Liverpool Unveils £60m Matchday Makeover with Adidas
A new era at Anfield will arrive with a new look – and a very modern price tag.
Andoni Iraola’s Liverpool is beginning to take shape off the pitch before a ball is kicked, with the club unveiling a £60m matchday makeover as part of its renewed partnership with Adidas for the 2026/27 season.
Adidas, Iraola and an Anfield reset
Iraola, fresh from steering Bournemouth into Europe, walks into a club determined to refresh its image as much as its squad. The Basque coach was introduced to supporters in Liverpool’s latest training wear, a deliberate signal that this is a clean break from the Arne Slot years and the start of something visually – and symbolically – different.
Adidas, back as kit supplier, has wasted no time. A new home shirt has already been revealed under the £60m agreement, but that is only the start.

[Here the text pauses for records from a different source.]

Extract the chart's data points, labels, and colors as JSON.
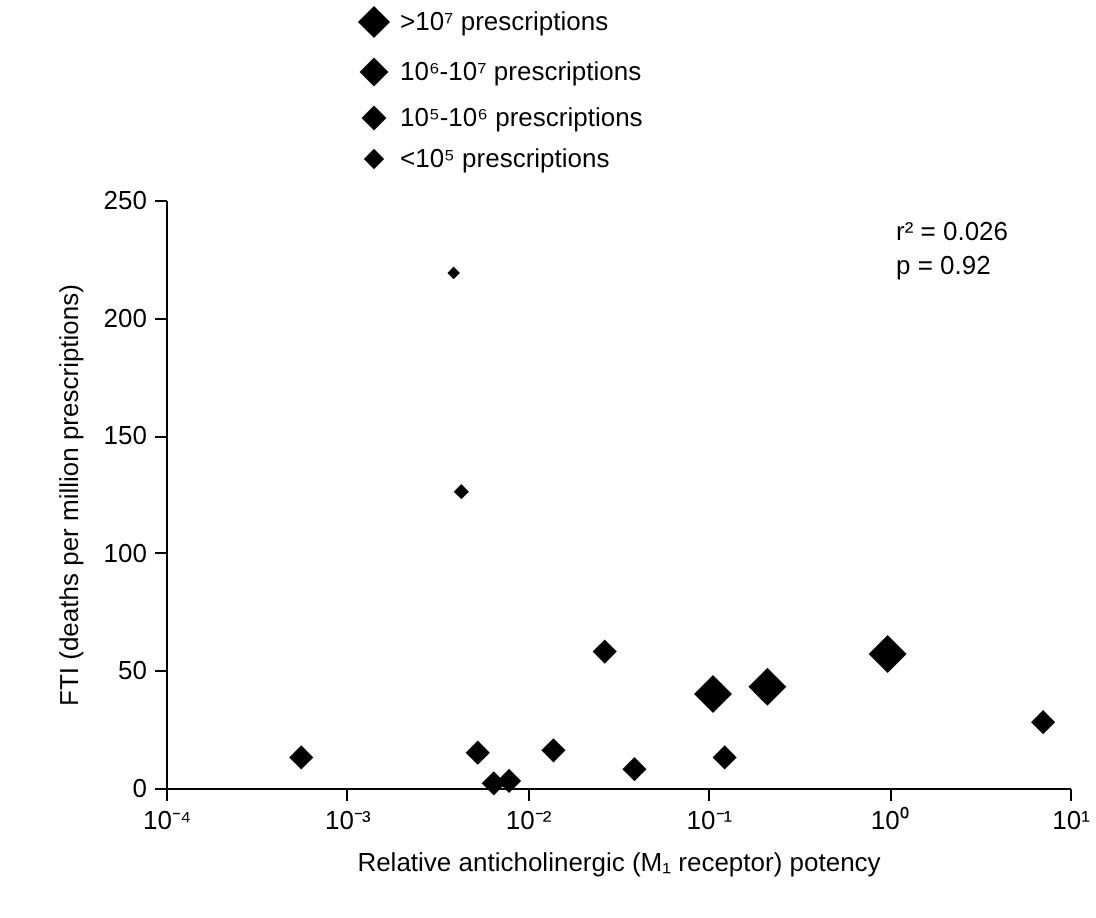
{
  "chart_data": {
    "type": "scatter",
    "xlabel": "Relative anticholinergic (M₁ receptor) potency",
    "ylabel": "FTI (deaths per million prescriptions)",
    "log": "x",
    "xlim": [
      0.0001,
      10
    ],
    "ylim": [
      0,
      250
    ],
    "xticks": [
      {
        "value": 0.0001,
        "label": "10⁻⁴"
      },
      {
        "value": 0.001,
        "label": "10⁻³"
      },
      {
        "value": 0.01,
        "label": "10⁻²"
      },
      {
        "value": 0.1,
        "label": "10⁻¹"
      },
      {
        "value": 1,
        "label": "10⁰"
      },
      {
        "value": 10,
        "label": "10¹"
      }
    ],
    "yticks": [
      0,
      50,
      100,
      150,
      200,
      250
    ],
    "marker": "diamond",
    "legend": "top",
    "grid": false,
    "annotations": [
      "r² = 0.026",
      "p = 0.92"
    ],
    "series": [
      {
        "name": ">10⁷ prescriptions",
        "color": "#000000",
        "sizes": [
          1,
          1,
          1
        ],
        "x": [
          0.106,
          0.212,
          0.98
        ],
        "values": [
          40,
          43,
          57
        ]
      },
      {
        "name": "10⁶-10⁷ prescriptions",
        "color": "#000000",
        "sizes": [
          0.4,
          0.4,
          0.4,
          0.4,
          0.4,
          0.4,
          0.4,
          0.4,
          0.4
        ],
        "x": [
          0.00056,
          0.0053,
          0.0065,
          0.0079,
          0.0139,
          0.0267,
          0.039,
          0.123,
          7.1
        ],
        "values": [
          13,
          15,
          2,
          3,
          16,
          58,
          8,
          13,
          28
        ]
      },
      {
        "name": "10⁵-10⁶ prescriptions",
        "color": "#000000",
        "sizes": [
          0.15
        ],
        "x": [
          0.0043
        ],
        "values": [
          126
        ]
      },
      {
        "name": "<10⁵ prescriptions",
        "color": "#000000",
        "sizes": [
          0.1
        ],
        "x": [
          0.0039
        ],
        "values": [
          219
        ]
      }
    ]
  }
}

Training kits, pre-match wear and an extended lifestyle range are being rolled out as Liverpool leans into a full-scale summer rebuild, on and off the grass.
The financial impact is already clear. Since Liverpool confirmed Adidas’ return as kit partner last year, the club has seen a remarkable 700% surge in kit sales, with shirts shipped to fans in more than 150 countries. That spike feeds directly into club revenues under what is described as a lucrative deal with the German giant.
Elite status – and exclusive pre‑match armour
The commercial success has earned Liverpool a place in Adidas’ ‘Elite’ clubs list for 2026/27. That label is more than marketing. It brings exclusive product lines, special edition shirts and a distinct visual identity for players and staff on matchdays at Anfield.
Elite status also places Liverpool in rare company. Only four clubs – Liverpool, Real Madrid, Manchester United and Arsenal – will receive a bespoke pre-match shirt for use before home games. It is a small group, and Adidas has chosen a bold, nostalgic route for Liverpool’s design.
The pre-match top carries a retro diamond pattern, lifted from the brand’s 1994 kit template. Players will warm up in that design, paired with tracksuit tops that echo the same geometric look. The training shirts have already gone on sale, joined by ‘stadium’ jackets pitched at £100, aimed squarely at supporters who want to mirror the matchday tunnel walk.
1990s flavour and a rolling redesign
Iraola’s first public steps as Liverpool manager came in the club’s new training range, backed by training sponsor AXA. The collection leans heavily into 1990s styling: jumpers, jackets and t-shirts that nod to an era when bold patterns and block colours dominated football fashion.
Supporters will not have to wait long for more. New leisurewear drops are planned, and a third kit launch is expected in April. The diamond-patterned pre-match shirts, eye-catching as they are, are only a mid-season act; they will be replaced halfway through the campaign by a fresh design, keeping the visual story moving as the season unfolds.
By the time 2026/27 kicks off, Liverpool will look radically different. A new manager on the touchline. A new kit supplier in full creative flow. A squad likely reshaped in the transfer market. Two years of the Arne Slot era will give way to Iraola’s vision, wrapped in Adidas stripes and framed by a club intent on turning style, nostalgia and global demand into hard cash.
The question now is simple: can the football match the ambition of the new Anfield look?